Monday, April 16, 2007

African arthropod + Tex-expat = African tick bite fever


www.canr.uconn.edu

On the Tuesday after a long Easter weekend, I found two small ticks around my waist line and another under my left arm. (I would have preferred to have found chocolate eggs, or perhaps those plastic egg-shaped hollow contraptions where my parents would occasionally put jelly beans, chewing gum, or even a dollar bill.)

The ticks were roughly the size of coarsely ground pepper, and likely originated from the farm where I had just spent a pleasant holiday.

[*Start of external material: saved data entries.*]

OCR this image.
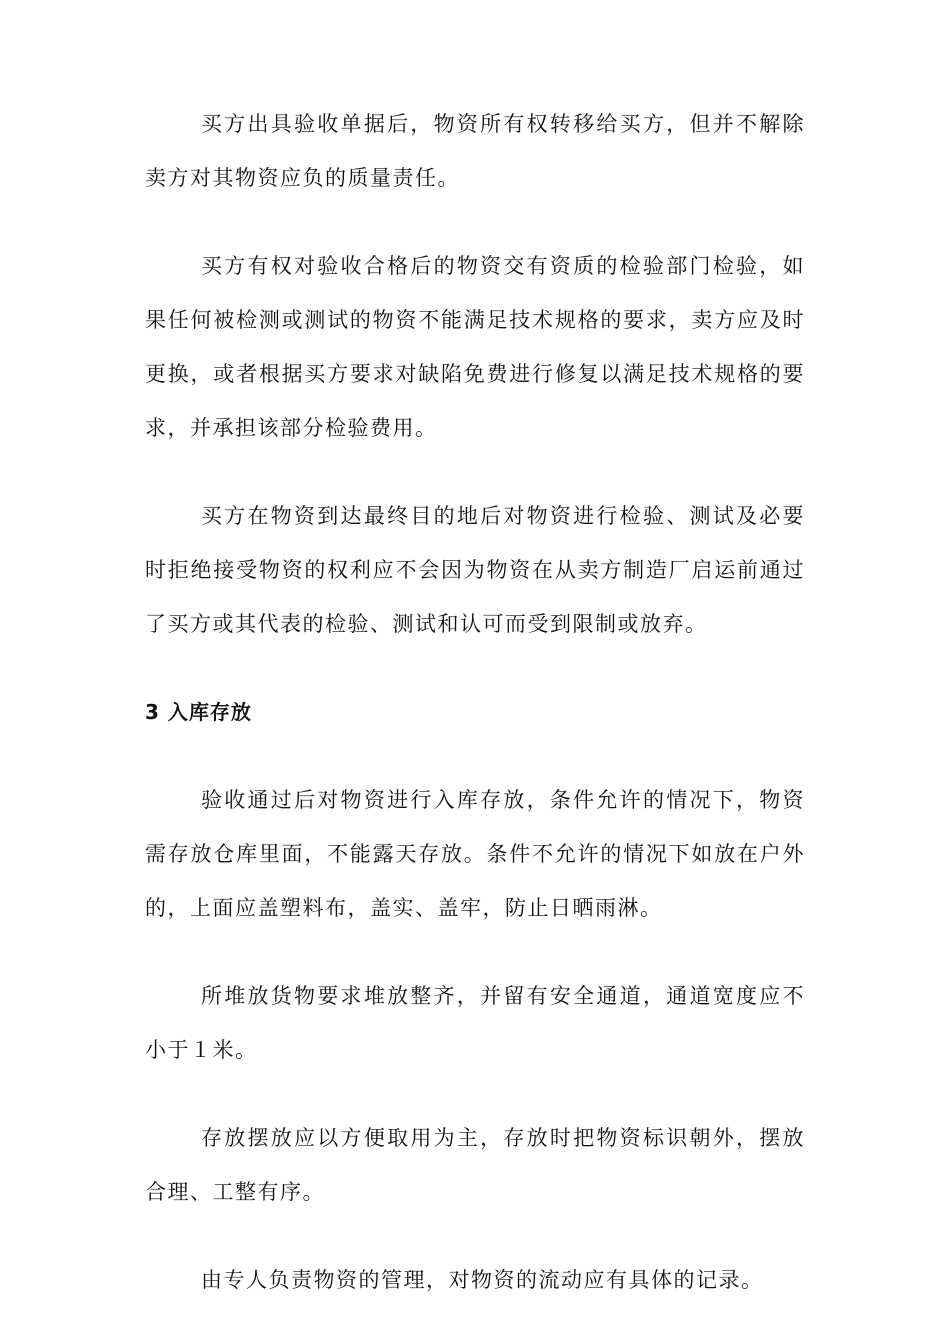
买方出具验收单据后，物资所有权转移给买方，但并不解除卖方对其物资应负的质量责任。

买方有权对验收合格后的物资交有资质的检验部门检验，如果任何被检测或测试的物资不能满足技术规格的要求，卖方应及时更换，或者根据买方要求对缺陷免费进行修复以满足技术规格的要求，并承担该部分检验费用。

买方在物资到达最终目的地后对物资进行检验、测试及必要时拒绝接受物资的权利应不会因为物资在从卖方制造厂启运前通过了买方或其代表的检验、测试和认可而受到限制或放弃。

3 入库存放

验收通过后对物资进行入库存放，条件允许的情况下，物资需存放仓库里面，不能露天存放。条件不允许的情况下如放在户外的，上面应盖塑料布，盖实、盖牢，防止日晒雨淋。

所堆放货物要求堆放整齐，并留有安全通道，通道宽度应不小于１米。

存放摆放应以方便取用为主，存放时把物资标识朝外，摆放合理、工整有序。

由专人负责物资的管理，对物资的流动应有具体的记录。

The speck-like arthropods seemed to be having a pleasant weekend as well, at least up to the time when the tweezers from my Swiss army knife interrupted their final blood-feast.

As long as I can remember, ticks have always loved me. Mosquitoes too. And biting flies. Until recently, I sort of took it as a compliment, for I assumed it meant that I had especially nutritious blood.

The fatigue and muscle aches began around eleven Saturday evening, along with a low-grade fever. One of the three bites, before just a tiny red bump, began to grow.

It is now 8mm or so, more raised, painful, red on the outside and black in the center, like a small inactive volcano (on Mars?) or a miniature stwarberry, molten chocolate Bundt cake.

Dermatologists might call the lesion 'papulovesicular', 'erethematous', 'ulcerated', or 'necrotic'.

The official name of this type of skin problem is 'eschar', from the Greek word 'eschara', meaning 'fireplace.' (Another apt image.)

I have not included a photo of my 'eschar' as it is just below my belly button and I am a bit shy about picture-taking near my naval.

My apologies.

The above image looks very similar...and less compromising.

For those of you who have been reading my blog, you have probably noticed that, besides thinking that I had TB after an ambiguous skin test early this year, I have not whined much about personal ailments.

That is not because I do not sometimes like to whine (why else keep a blog?), but rather because I have remained quite well.

I drink tap water, eat whatever is in front of me, spend much my time with coughing, sneezing, drooling, snotty children, and traipse/bike/run throughout the snake- and tick-ridden African countryside.

I have been fortunate enough to remain largely unscathed.

Well, I am scathed today.

The fever is persistent but responds well to Advil. 10-14 days of doxycycline should annihilate the "rickettsia" bacteria, the parasite within the ex-tick that is actually responsible for my symptoms.

It is sometimes difficult to know whether to blame the germ, the vector, or the irresistable, nutrient-rich victim in these matters.

Of the three potential culprits, at least I will live to tell about it, for African tick bite fever is rarely lethal.

Unfortunately, many vectors and germs that roam these parts are much deadlier.